Multi-million-pound investment

Streeting’s plan aligns with the announcement by the American pharmaceutical company Eli Lilly, which pledged an investment of £279 million in new ways to deliver health and care to people with obesity, including a study with 3,000 participants to evaluate whether administering these drugs reduces absenteeism and eases the pressure on stretched health services. The study will take place at Health Innovation Manchester and will run for five years using the weight loss injections Mounjaro.

This type of medication is used to suppress appetite and promote weight loss

The use of these medications, including Ozempic and Zepbound, is already taking place in some parts of the UK’s public health system to treat obesity or diabetes, always under medical supervision. The drug, which mimics the GLP-1 hormone, suppresses appetite and helps patients feel full, but experts warn it is not a magic fix and must be paired with healthy habits and physical activity. Streeting himself stressed that those affected should take healthy living more seriously, and that the NHS cannot pay the bill indefinitely.

Economic growth

Until the program is confirmed, the measure has drawn criticism for treating patients as a means to save money for public coffers, overlooking health and prevention.
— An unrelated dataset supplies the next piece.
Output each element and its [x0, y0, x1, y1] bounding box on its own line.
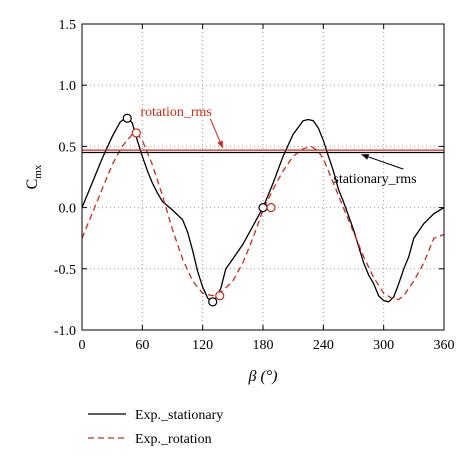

Since taking office last July, Prime Minister Keir Starmer has focused on economic growth and budget balance, aiming to achieve this by cutting public spending and bringing millions of workers back into the labor market.

‘These medicines can be very important for the economy and for health,’ Starmer told the BBC. ‘They will help people lose weight and allow many to return to work. They are also important for the NHS because more funds are needed for health care, but there is also a need to rethink how things are done.’

Critics say the plan treats patients as a budget saving measure

Questions remain about whether drug companies can meet the high demand, which has already caused shortages of these medicines in the UK, and whether health services have the tools to supervise a program meant for hundreds of thousands of Britons.